In Andrea Luka Zimmerman and Adrian Jackson’s freewheeling kaleidoscopic film Here for Life, place is again of paramount importance. We’re in Hackney in rapidly gentrifying east London, full of fenced-off, securitised spaces where the large cast of marginalised real-life characters the directors have assembled must endure the pain of displacement together with other day-to-day difficulties – recovery from addiction, domestic violence, isolation, terrible life losses.
But situated in the heart of these neoliberal shifting sands is a ramshackle utopian oasis, a garden with a few huts, where gradually, as the characters open up to each other and the camera and relate their often painful stories, we witness a joyful community forming right before our eyes. It’s a film of great compassion and political and aesthetic ambition, in which the idea of a collective is prioritised for a change, but without sacrificing or downplaying the individual voices and idiosyncracies that it comprises. For the most part, our protagonists are simply themselves, but there are more obviously rehearsed moments that take us deeper: quieter, stylised and reflective passages where the characters seem to look inwards, face a reckoning or perform some version of themselves.
In fact, ideas around performance and identity are key thematic threads throughout the film, which find their fullest expression in a beautifully exuberant and optimistic ending where the protagonists put on a play for an invited audience on an outdoor stage they’ve constructed in the oasis. It’s an Artangel project (which will be released by Modern Films soon) and completely sui generis, a film that genuinely seems to get under London’s skin and nail a particular moment.
Andrea is an artist, filmmaker and cultural activist. Andrea’s work is concerned with marginalisation, social justice and structural violence and has been nominated for The Grierson Award and The Film London Jarman Award. Her films include Erase and Forget (2017), which had its world premiere at the Berlin Film Festival and was nominated for the The Glashütte Original – Documentary Award and Estate, a Reverie (2015) which documents the last days of Hackney’s Haggerston Estate before its demolition, the artist’s home for 17 years. Selected exhibitions include Civil Rites, The London Open at the Whitechapel Gallery, London (2018) and solo show ‘Common Ground’ at Spike Island, Bristol (2017). Andrea is the co-founder of the cultural collectives Fugitive Images and Vision Machine (collaborators on Academy Award® nominated feature documentary The Look of Silence). Andrea is a Reader at Central St Martins, University of the Arts London.
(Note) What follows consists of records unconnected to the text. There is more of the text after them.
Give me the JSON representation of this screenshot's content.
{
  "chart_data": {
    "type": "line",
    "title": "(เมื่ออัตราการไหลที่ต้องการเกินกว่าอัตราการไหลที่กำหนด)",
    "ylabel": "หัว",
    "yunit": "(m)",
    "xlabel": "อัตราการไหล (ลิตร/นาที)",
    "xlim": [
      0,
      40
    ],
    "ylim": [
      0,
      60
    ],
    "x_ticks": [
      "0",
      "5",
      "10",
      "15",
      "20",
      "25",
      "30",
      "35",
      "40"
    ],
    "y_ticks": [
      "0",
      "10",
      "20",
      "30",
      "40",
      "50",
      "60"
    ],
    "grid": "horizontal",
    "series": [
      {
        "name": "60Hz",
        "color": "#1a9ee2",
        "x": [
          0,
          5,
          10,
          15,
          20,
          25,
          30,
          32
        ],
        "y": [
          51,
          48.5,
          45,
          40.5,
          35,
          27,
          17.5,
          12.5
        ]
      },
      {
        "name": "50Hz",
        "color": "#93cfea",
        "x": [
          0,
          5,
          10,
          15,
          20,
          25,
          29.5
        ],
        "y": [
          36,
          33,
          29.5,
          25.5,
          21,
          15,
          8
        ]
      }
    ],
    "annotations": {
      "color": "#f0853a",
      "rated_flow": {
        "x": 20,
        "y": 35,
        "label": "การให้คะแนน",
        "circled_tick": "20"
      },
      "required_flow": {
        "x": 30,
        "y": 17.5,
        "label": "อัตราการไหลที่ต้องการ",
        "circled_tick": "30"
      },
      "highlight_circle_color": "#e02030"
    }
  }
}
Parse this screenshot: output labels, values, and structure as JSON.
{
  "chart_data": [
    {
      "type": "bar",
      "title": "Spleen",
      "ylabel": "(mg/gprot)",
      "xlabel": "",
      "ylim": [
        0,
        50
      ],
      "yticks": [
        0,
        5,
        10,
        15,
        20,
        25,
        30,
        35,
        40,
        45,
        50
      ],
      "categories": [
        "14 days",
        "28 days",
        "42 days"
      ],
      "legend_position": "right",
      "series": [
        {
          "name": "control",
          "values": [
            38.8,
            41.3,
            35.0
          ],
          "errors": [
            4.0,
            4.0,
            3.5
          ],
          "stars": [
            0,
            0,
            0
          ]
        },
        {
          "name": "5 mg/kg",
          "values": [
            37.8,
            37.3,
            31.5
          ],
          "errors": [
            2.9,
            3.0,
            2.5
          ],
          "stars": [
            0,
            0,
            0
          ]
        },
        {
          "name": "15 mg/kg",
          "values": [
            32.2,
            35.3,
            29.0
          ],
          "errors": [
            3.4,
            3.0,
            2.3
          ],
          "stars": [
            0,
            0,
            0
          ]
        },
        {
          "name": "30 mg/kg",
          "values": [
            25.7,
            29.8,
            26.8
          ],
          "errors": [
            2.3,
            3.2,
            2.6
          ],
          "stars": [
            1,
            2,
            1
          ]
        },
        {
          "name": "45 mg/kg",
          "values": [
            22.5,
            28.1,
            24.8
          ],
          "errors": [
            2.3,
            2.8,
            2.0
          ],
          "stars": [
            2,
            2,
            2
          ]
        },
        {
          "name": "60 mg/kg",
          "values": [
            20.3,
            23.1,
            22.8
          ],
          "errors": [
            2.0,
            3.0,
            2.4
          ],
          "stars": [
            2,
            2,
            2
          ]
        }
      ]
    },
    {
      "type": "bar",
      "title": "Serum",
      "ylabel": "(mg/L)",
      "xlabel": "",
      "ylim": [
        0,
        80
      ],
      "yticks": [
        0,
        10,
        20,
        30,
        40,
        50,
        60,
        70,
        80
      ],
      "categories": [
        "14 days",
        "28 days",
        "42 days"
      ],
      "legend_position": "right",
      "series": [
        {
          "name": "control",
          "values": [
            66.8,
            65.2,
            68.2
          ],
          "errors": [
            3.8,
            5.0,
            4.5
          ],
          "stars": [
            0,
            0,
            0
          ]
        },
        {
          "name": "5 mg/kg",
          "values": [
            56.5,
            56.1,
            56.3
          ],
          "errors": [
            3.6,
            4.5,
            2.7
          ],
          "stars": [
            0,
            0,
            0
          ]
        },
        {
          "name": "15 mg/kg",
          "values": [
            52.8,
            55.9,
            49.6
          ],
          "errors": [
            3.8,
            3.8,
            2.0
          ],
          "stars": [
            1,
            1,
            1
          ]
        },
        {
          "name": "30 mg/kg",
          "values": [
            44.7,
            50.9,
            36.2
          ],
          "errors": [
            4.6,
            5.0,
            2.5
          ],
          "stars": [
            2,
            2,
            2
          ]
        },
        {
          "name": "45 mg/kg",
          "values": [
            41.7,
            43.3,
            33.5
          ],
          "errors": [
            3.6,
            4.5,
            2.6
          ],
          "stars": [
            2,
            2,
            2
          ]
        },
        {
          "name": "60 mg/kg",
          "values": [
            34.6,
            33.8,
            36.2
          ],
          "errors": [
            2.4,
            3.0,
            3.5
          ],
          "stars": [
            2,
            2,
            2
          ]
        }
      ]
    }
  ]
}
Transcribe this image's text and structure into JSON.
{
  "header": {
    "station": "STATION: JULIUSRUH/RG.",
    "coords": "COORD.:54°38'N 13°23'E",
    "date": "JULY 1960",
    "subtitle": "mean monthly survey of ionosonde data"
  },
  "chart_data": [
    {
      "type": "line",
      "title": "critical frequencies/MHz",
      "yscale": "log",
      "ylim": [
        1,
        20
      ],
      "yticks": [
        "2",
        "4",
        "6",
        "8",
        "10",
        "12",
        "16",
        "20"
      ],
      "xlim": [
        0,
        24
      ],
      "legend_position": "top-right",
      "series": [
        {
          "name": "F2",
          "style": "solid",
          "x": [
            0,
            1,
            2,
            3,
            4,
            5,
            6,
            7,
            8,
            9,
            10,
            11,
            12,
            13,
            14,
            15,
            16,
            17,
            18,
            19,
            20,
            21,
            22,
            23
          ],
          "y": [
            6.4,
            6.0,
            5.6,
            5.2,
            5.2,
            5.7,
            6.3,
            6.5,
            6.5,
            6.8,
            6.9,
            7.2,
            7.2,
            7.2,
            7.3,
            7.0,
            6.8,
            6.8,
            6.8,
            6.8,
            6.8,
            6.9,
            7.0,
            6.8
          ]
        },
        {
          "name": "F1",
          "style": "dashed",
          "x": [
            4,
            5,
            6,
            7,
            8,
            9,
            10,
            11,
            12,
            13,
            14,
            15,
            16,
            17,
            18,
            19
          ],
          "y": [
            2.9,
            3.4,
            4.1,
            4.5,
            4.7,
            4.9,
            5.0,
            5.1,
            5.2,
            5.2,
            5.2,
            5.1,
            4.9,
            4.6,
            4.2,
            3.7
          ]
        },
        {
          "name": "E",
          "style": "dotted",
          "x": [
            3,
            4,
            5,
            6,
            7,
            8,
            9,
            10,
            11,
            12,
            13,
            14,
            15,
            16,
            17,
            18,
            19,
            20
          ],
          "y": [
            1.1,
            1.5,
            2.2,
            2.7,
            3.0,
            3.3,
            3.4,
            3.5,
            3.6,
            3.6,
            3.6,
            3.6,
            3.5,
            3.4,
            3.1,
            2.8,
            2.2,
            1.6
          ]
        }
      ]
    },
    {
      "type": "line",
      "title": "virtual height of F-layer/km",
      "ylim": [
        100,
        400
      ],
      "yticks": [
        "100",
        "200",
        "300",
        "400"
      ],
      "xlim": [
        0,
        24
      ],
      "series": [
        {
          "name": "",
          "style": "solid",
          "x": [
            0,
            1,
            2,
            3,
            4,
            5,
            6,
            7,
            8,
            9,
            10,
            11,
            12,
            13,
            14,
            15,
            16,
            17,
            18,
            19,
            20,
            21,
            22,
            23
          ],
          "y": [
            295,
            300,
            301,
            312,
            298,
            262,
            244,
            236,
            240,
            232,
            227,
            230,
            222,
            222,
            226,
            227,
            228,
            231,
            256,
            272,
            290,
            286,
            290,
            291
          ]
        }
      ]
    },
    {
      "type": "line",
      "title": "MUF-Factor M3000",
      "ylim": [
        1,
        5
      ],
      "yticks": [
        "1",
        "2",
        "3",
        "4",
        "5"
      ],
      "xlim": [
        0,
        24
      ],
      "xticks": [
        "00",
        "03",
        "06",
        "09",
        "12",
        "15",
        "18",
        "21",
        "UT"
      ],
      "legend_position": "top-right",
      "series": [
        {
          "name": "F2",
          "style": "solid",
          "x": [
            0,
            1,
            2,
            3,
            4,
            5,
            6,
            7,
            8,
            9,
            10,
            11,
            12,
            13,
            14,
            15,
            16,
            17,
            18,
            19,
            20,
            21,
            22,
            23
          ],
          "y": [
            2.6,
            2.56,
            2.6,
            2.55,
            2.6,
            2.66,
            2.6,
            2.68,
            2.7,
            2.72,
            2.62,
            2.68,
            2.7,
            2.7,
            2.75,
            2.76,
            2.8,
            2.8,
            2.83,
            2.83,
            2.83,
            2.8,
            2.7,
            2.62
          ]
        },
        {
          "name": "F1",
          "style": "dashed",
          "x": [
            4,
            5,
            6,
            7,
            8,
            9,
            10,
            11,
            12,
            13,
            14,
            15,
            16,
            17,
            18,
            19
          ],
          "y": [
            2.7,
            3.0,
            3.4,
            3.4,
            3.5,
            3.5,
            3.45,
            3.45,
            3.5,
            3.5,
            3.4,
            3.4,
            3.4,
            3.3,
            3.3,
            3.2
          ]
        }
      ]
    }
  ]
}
Adrian is a theatre maker, playwright, teacher, translator and one of the world’s leading experts on the Theatre of the Oppressed. In 1991, he founded Cardboard Citizens, a theatre project that aims to change the lives of homeless people through the performing arts. He has directed over 50 plays with Cardboard Citizens, including Pericles (2003) and Timon (2006) with the Royal Shakespeare Company, The Beggar’s Opera (1999) with the English National Opera, Mincemeat (2009), winner of an Evening Standard Theatre Award and A Few Man Fridays (2012). Jackson had a long association with Augusto Boal – the Brazilian theatre maker, theorist and founder of the Theatre of the Oppressed – and has translated a number of Boal’s books into English. More recently, he directed Cathy, by Ali Taylor (2016/17), and, with Caitlin Mcleod, Home Truths, an Incomplete History of Housing Told in Nine Plays (2017).